The Hourly Count Paradox: Why Daily Totals Tell a Different Story / Part 3: Correcting Overcounting with Advanced SQL Queries
Jul 23, 2024
In this section, we'll dive into the SQL query used for retrieving unique visits by hour and explore the results through example images. We will also understand how the ROW_NUMBER() function contributes to accurate visit tracking and how this approach helps prevent overcounting issues in monthly and yearly counts.
SQL Query Breakdown
The query for fetching unique visits by hour handles timezone conversions and counts the first visit per user per hour. Here’s the SQL query:
public function getUniqueVisitsByHour(Request $request)
{
try {
$selectedDate = $request->input('selectedDate');
// Validate the date format
if (!$selectedDate ||
!Carbon::hasFormat($selectedDate, 'Y-m-d')) {
return response()->json(
['error' => 'Invalid date format.'],
400
);
}
$startDateTime = Carbon::parse(
"{$selectedDate} 00:00:00",
'Asia/Bangkok'
)->setTimezone('UTC');
$endDateTime = Carbon::parse(
"{$selectedDate} 23:59:59",
'Asia/Bangkok'
)->setTimezone('UTC');
$sql = "
WITH hourly_first_visit AS (
SELECT
user_id,
DATE_FORMAT(
CONVERT_TZ(created_at, '+00:00', '+07:00'),
'%Y-%m-%d %H:00:00'
) AS hour_slot,
ROW_NUMBER() OVER (
PARTITION BY user_id
ORDER BY created_at
) AS rn
FROM
user_visits
WHERE created_at
BETWEEN :startDateTime AND :endDateTime
)
SELECT
hour_slot,
COUNT(user_id) AS unique_visits
FROM
hourly_first_visit
WHERE
rn = 1
GROUP BY
hour_slot
ORDER BY
hour_slot
";
$results = DB::select(DB::raw($sql), [
'startDateTime' => $startDateTime,
'endDateTime' => $endDateTime
]);
return response()->json($results);
} catch (\Exception $e) {
// Return a JSON response with the error message
return response()->json(
['error' => 'An error occurred while processing your request.'],
500
);
}
}
Query Explanation
Common Table Expression (CTE): hourly_first_visit
- DATE_FORMAT(CONVERT_TZ(...)) AS hour_slot: Converts created_at to the local timezone and formats it to the hour level.

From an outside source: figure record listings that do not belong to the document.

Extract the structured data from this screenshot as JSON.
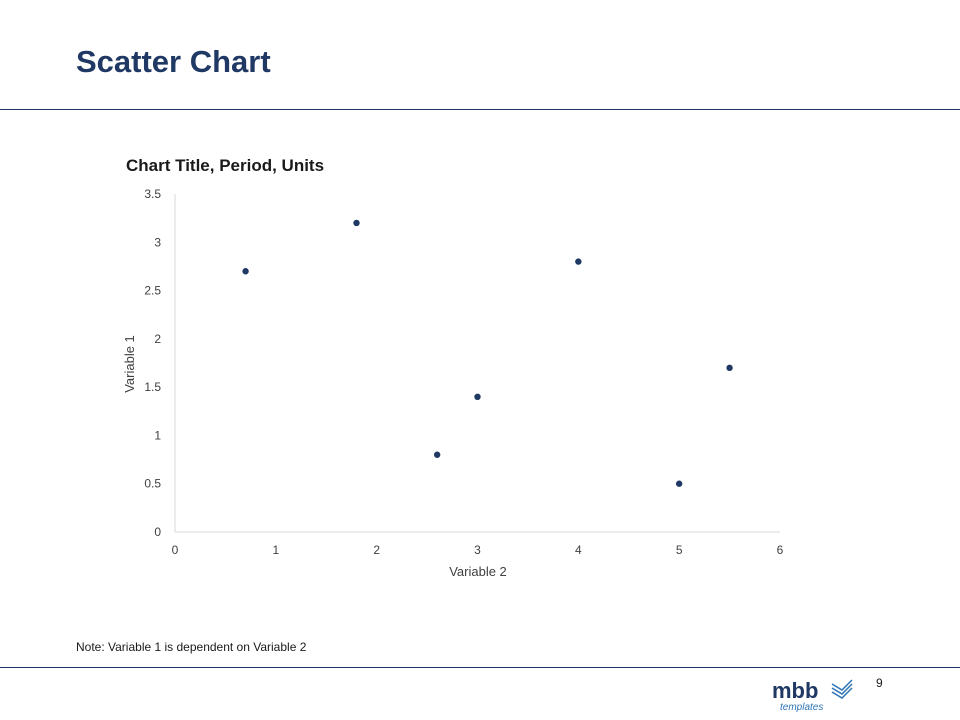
{
  "slide": {
    "title": "Scatter Chart",
    "note": "Note: Variable 1 is dependent on Variable 2",
    "page_number": "9",
    "logo": {
      "name": "mbb",
      "subtitle": "templates"
    }
  },
  "colors": {
    "title": "#1f3864",
    "point": "#1f3864",
    "axis": "#d9d9d9",
    "tick_text": "#404040",
    "rule": "#1f3864"
  },
  "chart_data": {
    "type": "scatter",
    "title": "Chart Title, Period, Units",
    "xlabel": "Variable 2",
    "ylabel": "Variable 1",
    "xlim": [
      0,
      6
    ],
    "ylim": [
      0,
      3.5
    ],
    "xticks": [
      "0",
      "1",
      "2",
      "3",
      "4",
      "5",
      "6"
    ],
    "yticks": [
      "0",
      "0.5",
      "1",
      "1.5",
      "2",
      "2.5",
      "3",
      "3.5"
    ],
    "grid": false,
    "legend": "none",
    "series": [
      {
        "points": [
          {
            "x": 0.7,
            "y": 2.7
          },
          {
            "x": 1.8,
            "y": 3.2
          },
          {
            "x": 2.6,
            "y": 0.8
          },
          {
            "x": 3.0,
            "y": 1.4
          },
          {
            "x": 4.0,
            "y": 2.8
          },
          {
            "x": 5.0,
            "y": 0.5
          },
          {
            "x": 5.5,
            "y": 1.7
          }
        ]
      }
    ]
  }
}
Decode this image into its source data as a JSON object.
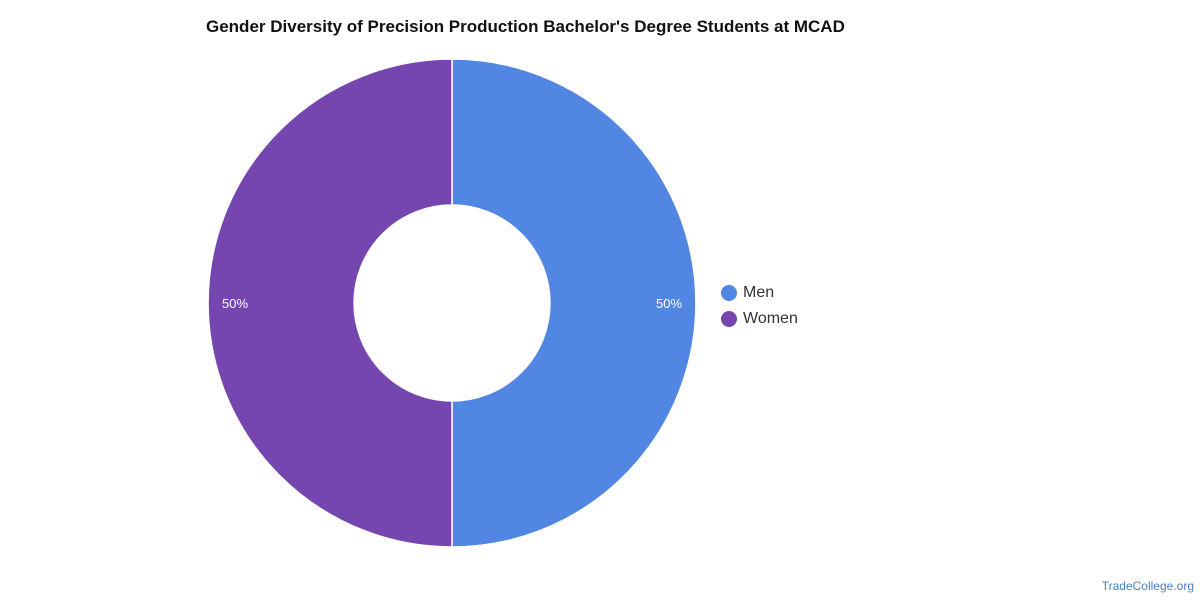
{
  "chart_data": {
    "type": "pie",
    "title": "Gender Diversity of Precision Production Bachelor's Degree Students at MCAD",
    "donut": true,
    "labels": [
      "Men",
      "Women"
    ],
    "values": [
      50,
      50
    ],
    "data_labels": [
      "50%",
      "50%"
    ],
    "colors": [
      "#5286e3",
      "#7546b0"
    ],
    "legend_position": "right"
  },
  "footer": {
    "credit": "TradeCollege.org"
  }
}
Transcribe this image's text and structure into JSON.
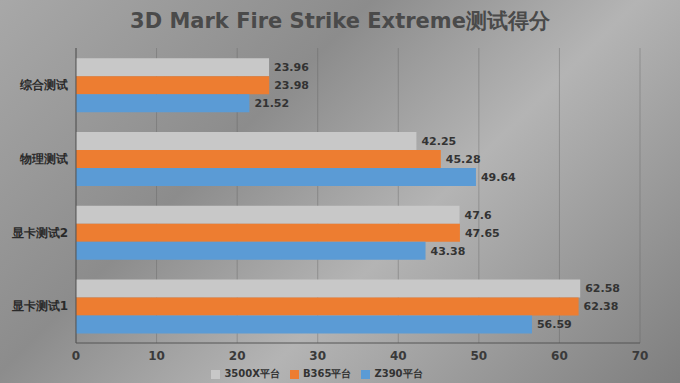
{
  "chart_data": {
    "type": "bar",
    "title": "3D Mark Fire Strike Extreme测试得分",
    "orientation": "horizontal",
    "categories": [
      "综合测试",
      "物理测试",
      "显卡测试2",
      "显卡测试1"
    ],
    "series": [
      {
        "name": "3500X平台",
        "color": "#c8c8c8",
        "values": [
          23.96,
          42.25,
          47.6,
          62.58
        ]
      },
      {
        "name": "B365平台",
        "color": "#ed7d31",
        "values": [
          23.98,
          45.28,
          47.65,
          62.38
        ]
      },
      {
        "name": "Z390平台",
        "color": "#5b9bd5",
        "values": [
          21.52,
          49.64,
          43.38,
          56.59
        ]
      }
    ],
    "xlim": [
      0,
      70
    ],
    "xticks": [
      0,
      10,
      20,
      30,
      40,
      50,
      60,
      70
    ],
    "grid": true,
    "data_labels": true,
    "legend": "bottom"
  }
}
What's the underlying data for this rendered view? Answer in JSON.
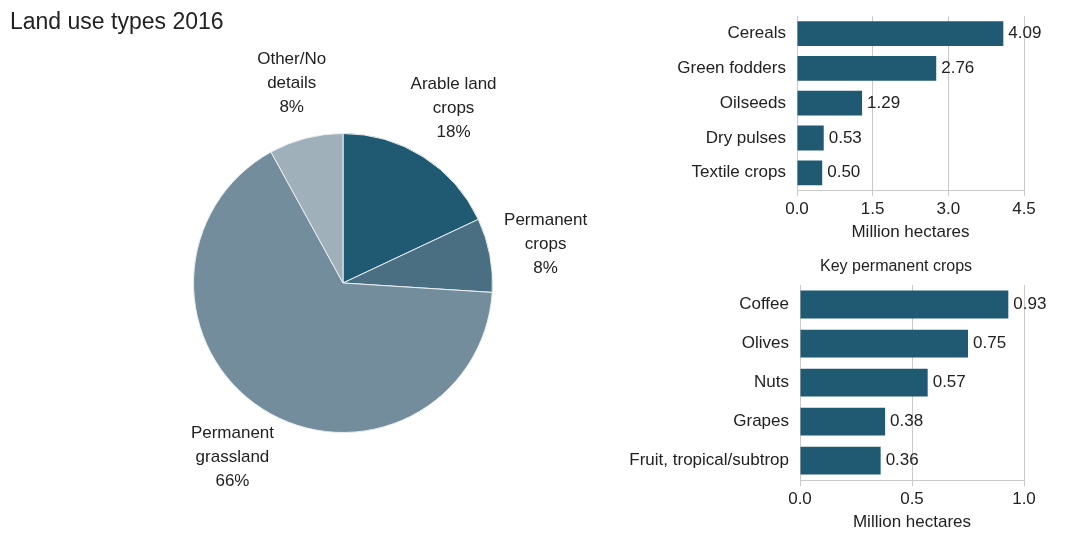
{
  "chart_data": [
    {
      "type": "pie",
      "title": "Land use types 2016",
      "categories": [
        "Arable land crops",
        "Permanent crops",
        "Permanent grassland",
        "Other/No details"
      ],
      "values": [
        18,
        8,
        66,
        8
      ],
      "value_labels": [
        "18%",
        "8%",
        "66%",
        "8%"
      ],
      "colors": [
        "#1f5a72",
        "#4a6f82",
        "#748d9c",
        "#9fb0bb"
      ]
    },
    {
      "type": "bar",
      "orientation": "horizontal",
      "categories": [
        "Cereals",
        "Green fodders",
        "Oilseeds",
        "Dry pulses",
        "Textile crops"
      ],
      "values": [
        4.09,
        2.76,
        1.29,
        0.53,
        0.5
      ],
      "value_labels": [
        "4.09",
        "2.76",
        "1.29",
        "0.53",
        "0.50"
      ],
      "color": "#1f5a72",
      "xlabel": "Million hectares",
      "xlim": [
        0,
        4.5
      ],
      "xticks": [
        {
          "value": 0,
          "label": "0.0"
        },
        {
          "value": 1.5,
          "label": "1.5"
        },
        {
          "value": 3,
          "label": "3.0"
        },
        {
          "value": 4.5,
          "label": "4.5"
        }
      ],
      "grid": "x"
    },
    {
      "type": "bar",
      "orientation": "horizontal",
      "title": "Key permanent crops",
      "categories": [
        "Coffee",
        "Olives",
        "Nuts",
        "Grapes",
        "Fruit, tropical/subtrop"
      ],
      "values": [
        0.93,
        0.75,
        0.57,
        0.38,
        0.36
      ],
      "value_labels": [
        "0.93",
        "0.75",
        "0.57",
        "0.38",
        "0.36"
      ],
      "color": "#1f5a72",
      "xlabel": "Million hectares",
      "xlim": [
        0,
        1
      ],
      "xticks": [
        {
          "value": 0,
          "label": "0.0"
        },
        {
          "value": 0.5,
          "label": "0.5"
        },
        {
          "value": 1,
          "label": "1.0"
        }
      ],
      "grid": "x"
    }
  ]
}
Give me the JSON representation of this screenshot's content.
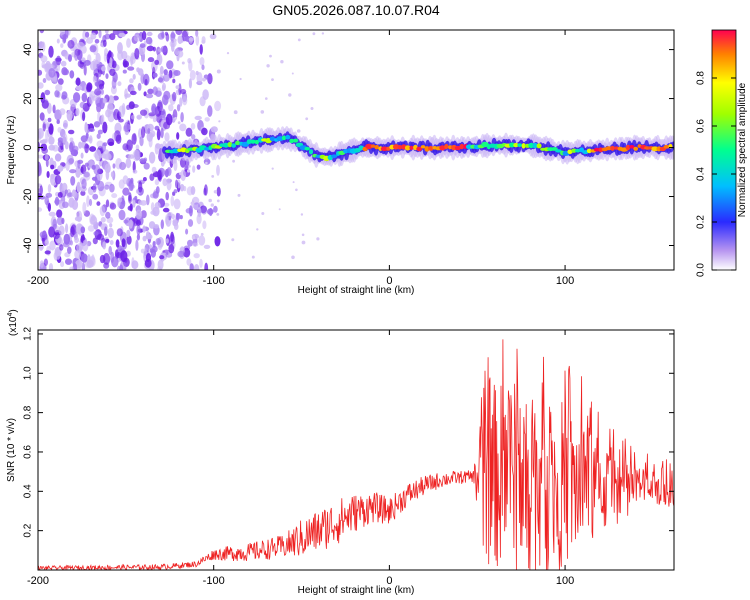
{
  "title": "GN05.2026.087.10.07.R04",
  "colors": {
    "series": "#ee2222",
    "axis": "#000000",
    "background": "#ffffff"
  },
  "chart_data": [
    {
      "type": "heatmap",
      "title": "GN05.2026.087.10.07.R04",
      "xlabel": "Height of straight line (km)",
      "ylabel": "Frequency (Hz)",
      "xlim": [
        -200,
        162
      ],
      "ylim": [
        -50,
        48
      ],
      "xticks": [
        -200,
        -100,
        0,
        100
      ],
      "yticks": [
        -40,
        -20,
        0,
        20,
        40
      ],
      "colorbar": {
        "label": "Normalized spectral amplitude",
        "range": [
          0,
          1
        ],
        "ticks": [
          0.0,
          0.2,
          0.4,
          0.6,
          0.8
        ]
      },
      "ridge": {
        "x": [
          -128,
          -110,
          -90,
          -70,
          -58,
          -50,
          -42,
          -35,
          -25,
          -15,
          -5,
          5,
          20,
          40,
          60,
          80,
          100,
          120,
          140,
          162
        ],
        "freq": [
          -2,
          -1,
          1,
          3,
          4,
          1,
          -3,
          -4,
          -2,
          0,
          0,
          0,
          0,
          0,
          1,
          1,
          -2,
          -1,
          0,
          0
        ]
      },
      "noise_region_x": [
        -200,
        -125
      ]
    },
    {
      "type": "line",
      "xlabel": "Height of straight line (km)",
      "ylabel": "SNR (10 * v/v)",
      "y_exponent_label": "(x10",
      "y_exponent": "4",
      "y_exponent_close": ")",
      "xlim": [
        -200,
        162
      ],
      "ylim": [
        0,
        1.22
      ],
      "xticks": [
        -200,
        -100,
        0,
        100
      ],
      "yticks": [
        0.2,
        0.4,
        0.6,
        0.8,
        1.0,
        1.2
      ],
      "series": [
        {
          "name": "SNR",
          "color": "#ee2222",
          "trend_x": [
            -200,
            -130,
            -110,
            -100,
            -80,
            -60,
            -40,
            -20,
            -10,
            0,
            10,
            20,
            30,
            40,
            50,
            60,
            80,
            100,
            120,
            140,
            162
          ],
          "trend_y": [
            0.01,
            0.015,
            0.03,
            0.08,
            0.09,
            0.12,
            0.2,
            0.29,
            0.32,
            0.3,
            0.38,
            0.43,
            0.46,
            0.47,
            0.48,
            0.48,
            0.45,
            0.43,
            0.42,
            0.42,
            0.42
          ],
          "spread_x": [
            -200,
            -110,
            -90,
            -60,
            -50,
            -30,
            -10,
            10,
            30,
            48,
            52,
            70,
            80,
            90,
            100,
            110,
            120,
            140,
            162
          ],
          "spread_y": [
            0.01,
            0.015,
            0.04,
            0.06,
            0.1,
            0.12,
            0.08,
            0.06,
            0.04,
            0.03,
            0.45,
            0.5,
            0.55,
            0.5,
            0.42,
            0.35,
            0.25,
            0.12,
            0.1
          ]
        }
      ]
    }
  ]
}
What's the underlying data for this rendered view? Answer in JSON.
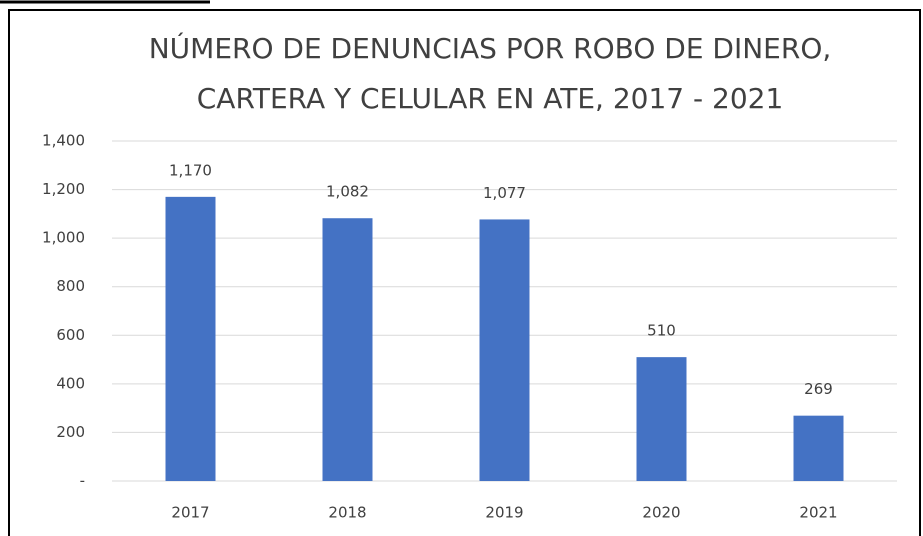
{
  "chart_data": {
    "type": "bar",
    "title": [
      "NÚMERO DE DENUNCIAS POR ROBO DE DINERO,",
      "CARTERA  Y CELULAR EN ATE, 2017 - 2021"
    ],
    "categories": [
      "2017",
      "2018",
      "2019",
      "2020",
      "2021"
    ],
    "values": [
      1170,
      1082,
      1077,
      510,
      269
    ],
    "value_labels": [
      "1,170",
      "1,082",
      "1,077",
      "510",
      "269"
    ],
    "color": "#4472c4",
    "ylim": [
      0,
      1400
    ],
    "yticks": [
      {
        "value": 0,
        "label": "-"
      },
      200,
      400,
      600,
      800,
      {
        "value": 1000,
        "label": "1,000"
      },
      {
        "value": 1200,
        "label": "1,200"
      },
      {
        "value": 1400,
        "label": "1,400"
      }
    ],
    "grid": true
  }
}
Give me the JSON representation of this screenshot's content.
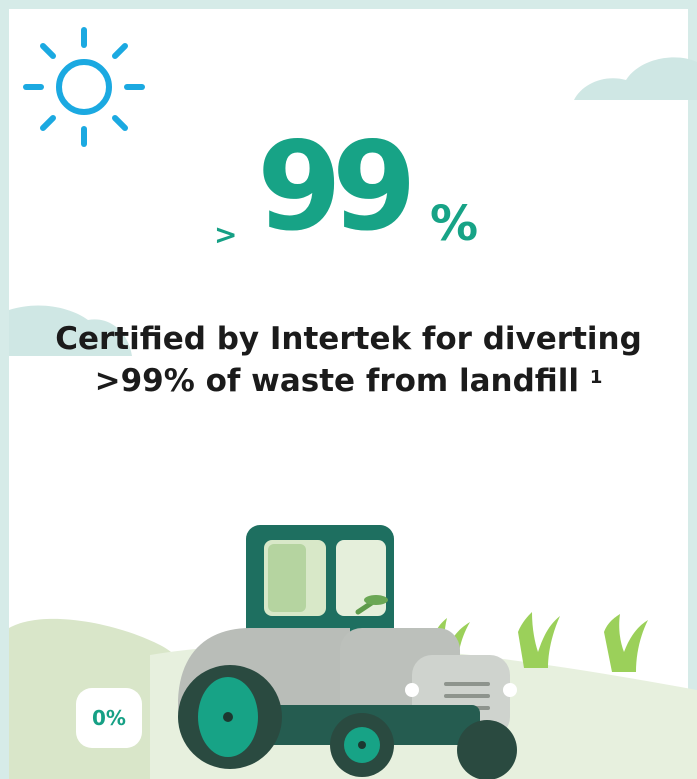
{
  "stat": {
    "prefix": ">",
    "number": "99",
    "unit": "%"
  },
  "headline": {
    "line1": "Certified by Intertek for diverting",
    "line2": ">99% of waste from landfill",
    "footnote": "1"
  },
  "badge": {
    "label": "0%"
  },
  "colors": {
    "accent": "#17a386",
    "sun": "#1ba9e1",
    "border": "#d6ebe8",
    "text": "#1b1b1b"
  },
  "icons": [
    "sun-icon",
    "cloud-icon",
    "tractor-icon",
    "grass-icon"
  ]
}
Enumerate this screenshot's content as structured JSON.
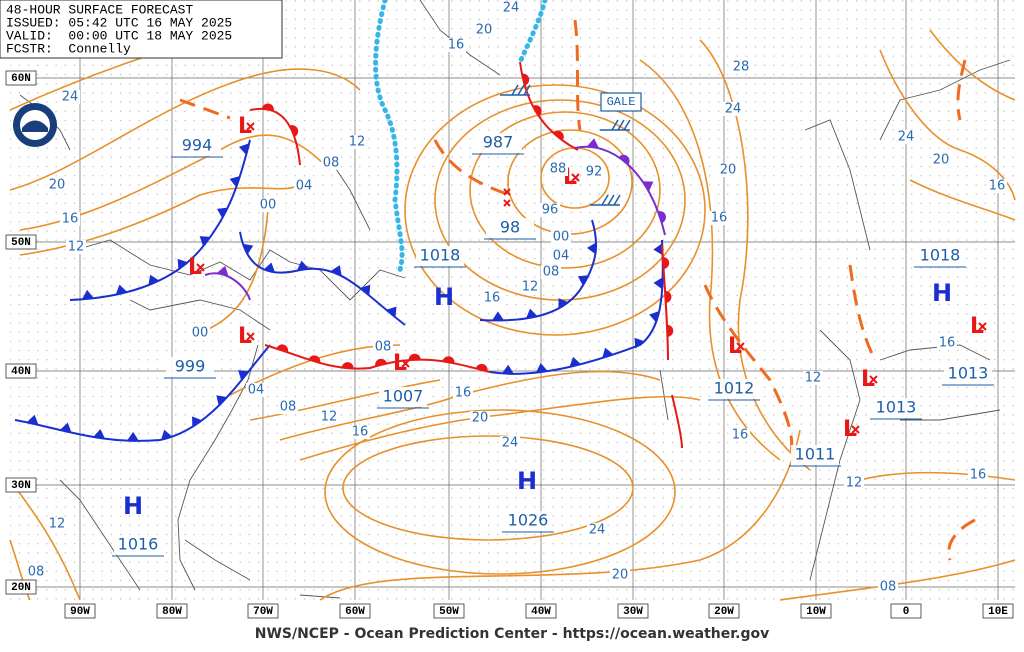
{
  "header": {
    "title": "48-HOUR SURFACE FORECAST",
    "issued": "ISSUED: 05:42 UTC 16 MAY 2025",
    "valid": "VALID:  00:00 UTC 18 MAY 2025",
    "forecaster": "FCSTR:  Connelly"
  },
  "latitude_labels": [
    "60N",
    "50N",
    "40N",
    "30N",
    "20N"
  ],
  "longitude_labels": [
    "90W",
    "80W",
    "70W",
    "60W",
    "50W",
    "40W",
    "30W",
    "20W",
    "10W",
    "0",
    "10E"
  ],
  "high_symbols": [
    "H",
    "H",
    "H",
    "H"
  ],
  "low_symbols": [
    "L",
    "L",
    "L",
    "L",
    "L",
    "L",
    "L",
    "L",
    "L"
  ],
  "pressure_labels": [
    "994",
    "999",
    "1016",
    "1007",
    "1026",
    "1018",
    "1018",
    "987",
    "98",
    "1012",
    "1011",
    "1013",
    "1013"
  ],
  "isobar_labels": [
    "24",
    "20",
    "16",
    "12",
    "12",
    "08",
    "04",
    "00",
    "00",
    "04",
    "08",
    "12",
    "16",
    "20",
    "16",
    "24",
    "24",
    "20",
    "08",
    "16",
    "12",
    "08",
    "04",
    "00",
    "96",
    "88",
    "92",
    "16",
    "20",
    "24",
    "28",
    "24",
    "20",
    "16",
    "16",
    "12",
    "12",
    "16",
    "08",
    "12",
    "08",
    "24",
    "20",
    "16",
    "16"
  ],
  "warning": "GALE",
  "footer": "NWS/NCEP - Ocean Prediction Center - https://ocean.weather.gov"
}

- ROW_NUMBER() OVER (...) AS rn: Assigns a unique row number to each visit within the partition of user_id. This means the row numbering restarts for each user, and rows are ordered by created_at.
Main Query
- SELECT hour_slot, COUNT(user_id) AS unique_visits: Counts the number of unique users per hour slot.
- WHERE rn = 1: Ensures only the first visit per user per hour is considered.
Understanding ROW_NUMBER()
The ROW_NUMBER() function is crucial for determining the earliest visit within each hour slot for each user. It provides a unique sequential number to each row within the partition.
Example Data and rn Result:
Consider the following data:
Intermediate Result:
Here, rn is used to identify the first visit (rn = 1) for each user within each hour slot.
Final Aggregated Result:
Visual Representation:
Diagram 1: Sum of Member Visit Count by Hour
This diagram illustrates that the sum of member visit counts by hour on July 12, 2024, is 9.
Diagram 2: Member Visit Count by Day
This diagram summarizes the total daily visits for July 12, 2024:
- Total Visits: 9
Reconciling the Discrepancy
Previously, discrepancies existed between hourly and daily visit counts. With the revised query and counting method, both diagrams now show an equal total of 9 member visits for July 12, 2024. This confirms the accuracy of our tracking method and ensures consistent results across different time frames.
Preventing Overcounting Issues
The approach demonstrated in this query is not only useful for hourly analysis but also for monthly and yearly counts. By applying the ROW_NUMBER() function with the PARTITION BY clause, you ensure that each user's visit is counted only once per time period, thus preventing overcounting.
For example:
- Monthly Count: When aggregating visits by month, the same logic can be applied to ensure that each user is counted only once per month. This prevents the duplication of visit counts if a user visits multiple times within the same month.
- Yearly Count: Similarly, when calculating yearly statistics, using ROW_NUMBER() helps in accurately counting unique visits by considering only the first occurrence within each year for each user.
This method provides a precise count of unique visits, avoiding inflated metrics caused by multiple entries for the same user within the same time period.
Conclusion
In this part, we have detailed the SQL query used to calculate unique visits by hour, explained the role of the ROW_NUMBER() function, and visualized the results. Additionally, we have highlighted how this approach helps prevent overcounting issues in monthly and yearly statistics, ensuring accurate and meaningful analysis of user engagement.